From equations [1] and [2]:

$\displaystyle \frac{yz}{2x}=\frac{xz}{2y}\rightarrow y=x, \;\ y=-x$

From [2] and [3]:

$\displaystyle \frac{xz}{2y}=\frac{xy}{2z}\rightarrow z=y, \;\ z=-y$

Therefore, $\displaystyle x=y=z$

Sub into the constraint and we get $\displaystyle 3x^{2}=12$

$\displaystyle x=2$

Of course, that means $\displaystyle y=2, \;\ z=2$
• Jul 9th 2008, 01:38 PM
galactus
Quote:

3. Find the Volume of the largest rectangular box in the first octant with three faces in the coordinates and one vertex in the plane 2x+y + 3z = 6.

V(x,y,z) = xyz; 2x+y+3z = 6

The gradiant of V(x,y,z) = <yz, xz, xy>
The gradient of the constraint = <2, 1, 3>

2λ = yz
λ = xz
3λ = xy
x^2 + y^2 + z^2 = 12

Given the second equation the first and third equations becmoe
2xz = yz and 3xz = xy respectively.

Solving the second equation you get
2xz - yz = 0
z(2x-y) = 0
z = 0 2x - y = 0
y = 2x

plugging this into the constraint you get:
2x + 2x = 6
4x = 6
x = 3/2

this gets you y = 3 so the first point is (3/2,3,0)

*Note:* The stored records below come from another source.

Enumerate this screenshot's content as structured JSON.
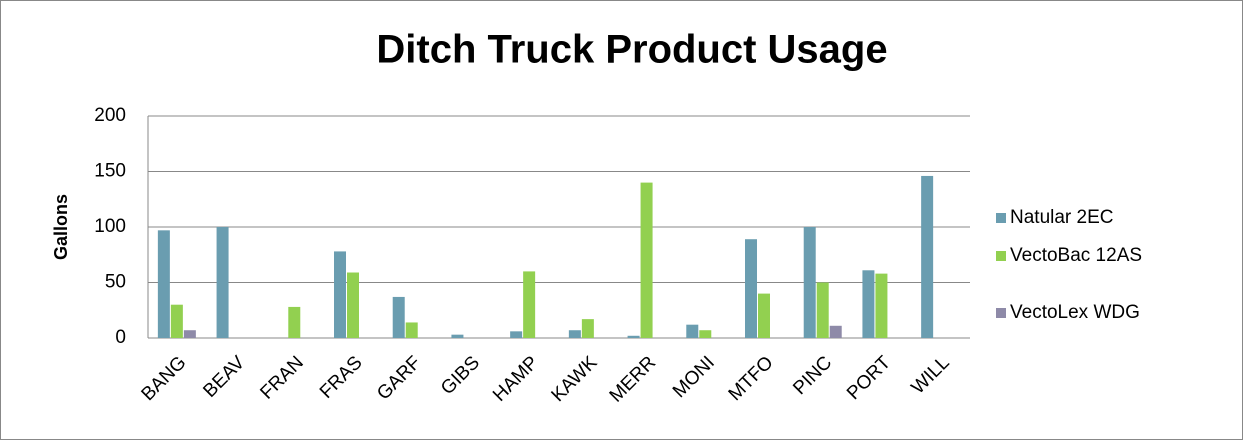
{
  "chart_data": {
    "type": "bar",
    "title": "Ditch Truck Product Usage",
    "y_label": "Gallons",
    "categories": [
      "BANG",
      "BEAV",
      "FRAN",
      "FRAS",
      "GARF",
      "GIBS",
      "HAMP",
      "KAWK",
      "MERR",
      "MONI",
      "MTFO",
      "PINC",
      "PORT",
      "WILL"
    ],
    "series": [
      {
        "name": "Natular 2EC",
        "color": "#6a9db0",
        "values": [
          97,
          100,
          0,
          78,
          37,
          3,
          6,
          7,
          2,
          12,
          89,
          100,
          61,
          146
        ]
      },
      {
        "name": "VectoBac 12AS",
        "color": "#92d050",
        "values": [
          30,
          0,
          28,
          59,
          14,
          0,
          60,
          17,
          140,
          7,
          40,
          50,
          58,
          0
        ]
      },
      {
        "name": "VectoLex WDG",
        "color": "#8e8aa8",
        "values": [
          7,
          0,
          0,
          0,
          0,
          0,
          0,
          0,
          0,
          0,
          0,
          11,
          0,
          0
        ]
      }
    ],
    "ylim": [
      0,
      200
    ],
    "yticks": [
      0,
      50,
      100,
      150,
      200
    ],
    "grid": true,
    "legend": "right"
  }
}
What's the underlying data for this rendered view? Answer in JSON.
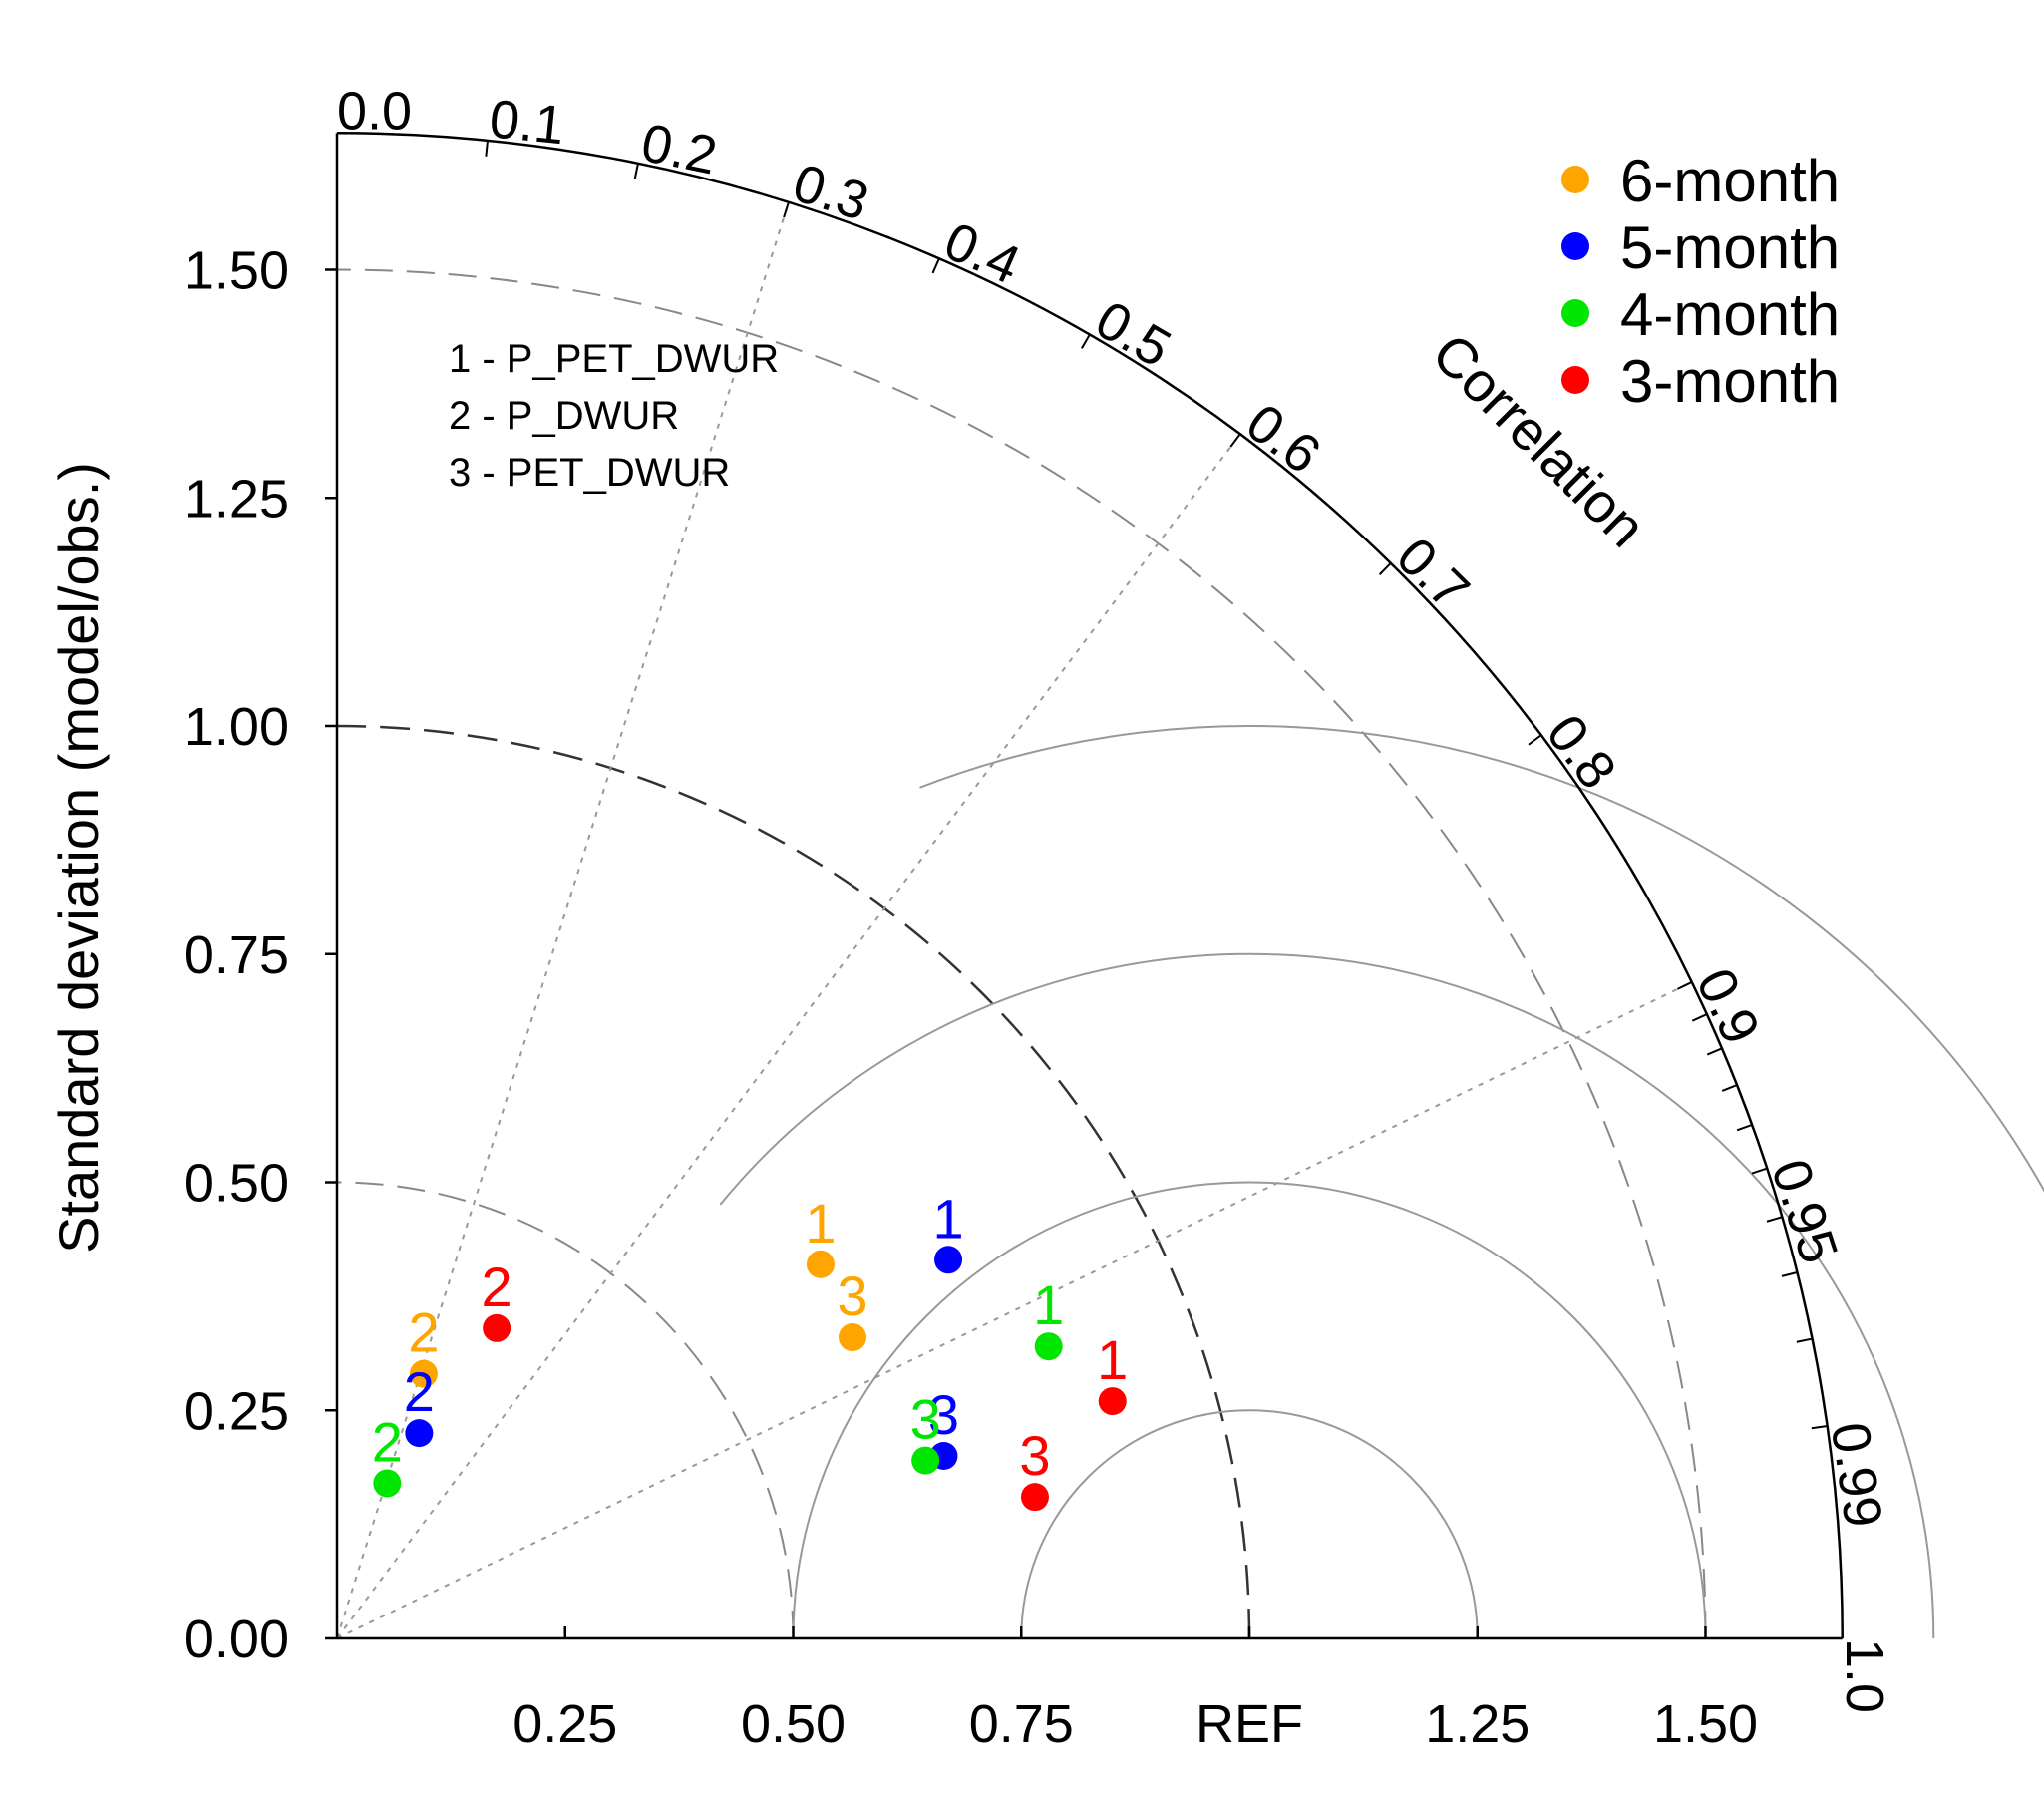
{
  "chart_data": {
    "type": "scatter",
    "subtype": "taylor-diagram",
    "title": "",
    "ylabel": "Standard deviation (model/obs.)",
    "arc_label": "Correlation",
    "ref_label": "REF",
    "std_max": 1.65,
    "std_ticks": [
      "0.00",
      "0.25",
      "0.50",
      "0.75",
      "1.00",
      "1.25",
      "1.50"
    ],
    "x_ticks": [
      "0.25",
      "0.50",
      "0.75",
      "1.25",
      "1.50"
    ],
    "corr_ticks": [
      "0.0",
      "0.1",
      "0.2",
      "0.3",
      "0.4",
      "0.5",
      "0.6",
      "0.7",
      "0.8",
      "0.9",
      "0.95",
      "0.99",
      "1.0"
    ],
    "legend": [
      {
        "name": "6-month",
        "color": "#ffa500"
      },
      {
        "name": "5-month",
        "color": "#0000ff"
      },
      {
        "name": "4-month",
        "color": "#00e600"
      },
      {
        "name": "3-month",
        "color": "#ff0000"
      }
    ],
    "case_notes": [
      "1 - P_PET_DWUR",
      "2 - P_DWUR",
      "3 - PET_DWUR"
    ],
    "series": [
      {
        "name": "6-month",
        "color": "#ffa500",
        "points": [
          {
            "label": "1",
            "x": 0.53,
            "y": 0.41
          },
          {
            "label": "2",
            "x": 0.095,
            "y": 0.29
          },
          {
            "label": "3",
            "x": 0.565,
            "y": 0.33
          }
        ]
      },
      {
        "name": "5-month",
        "color": "#0000ff",
        "points": [
          {
            "label": "1",
            "x": 0.67,
            "y": 0.415
          },
          {
            "label": "2",
            "x": 0.09,
            "y": 0.225
          },
          {
            "label": "3",
            "x": 0.665,
            "y": 0.2
          }
        ]
      },
      {
        "name": "4-month",
        "color": "#00e600",
        "points": [
          {
            "label": "1",
            "x": 0.78,
            "y": 0.32
          },
          {
            "label": "2",
            "x": 0.055,
            "y": 0.17
          },
          {
            "label": "3",
            "x": 0.645,
            "y": 0.195
          }
        ]
      },
      {
        "name": "3-month",
        "color": "#ff0000",
        "points": [
          {
            "label": "1",
            "x": 0.85,
            "y": 0.26
          },
          {
            "label": "2",
            "x": 0.175,
            "y": 0.34
          },
          {
            "label": "3",
            "x": 0.765,
            "y": 0.155
          }
        ]
      }
    ]
  }
}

Solving the third equation you get
3xz - xy = 0
x(3z-y) = 0
x = 0 3z - y = 0
y = 3z

plugging this into the constraint you get:
3z+3z = 6
6z = 6
z = 1

this gets you y = 3 so you get a point of (0, 3, 1)

V(3/2,3,0) = 0
v(0,3,1) = 0

what did I do wrong?
Maximize $\displaystyle V=xyz$ subject to $\displaystyle 2x+y+3z=6$

$\displaystyle z=\frac{-(2x+y-6)}{3}$

$\displaystyle V=\frac{-2x^{2}y}{3}-\frac{xy^{2}}{3}+2xy$

$\displaystyle V_{x}=\frac{-4xy}{3}-\frac{y^{2}}{3}+2y=\frac{-(4x+y-6)y}{3}=0$

$\displaystyle V_{y}=\frac{-2xy}{3}-\frac{2x^{2}}{3}+2x=\frac{-2x(x+y-3)}{3}=0$

$\displaystyle x+y-3=0, \;\ and \;\ 4x+y-6=0$

Solving we see $\displaystyle x=1, \;\ y=2$

Now, do the second derivative test to see:

$\displaystyle V_{xx}V_{yy}-V_{xy}^{2}$

$\displaystyle V_{xx}=\frac{-4y}{3}$

$\displaystyle V_{yy}=\frac{-2x}{3}$

$\displaystyle V_{xy}^{2}=\frac{4(2x+y-3)^{2}}{9}$

$\displaystyle V_{xx}V_{yy}-V_{xy}^{2}=\frac{-4(4x^{2}+2x(y-6)+(y-3)^{2})}{9}$

Subbing in x=1 and y=2, we get 4/3.

Since 4/3>0, then we have a relative minimum at (1,2)

Check me out. Make sure I didn't make a mistake.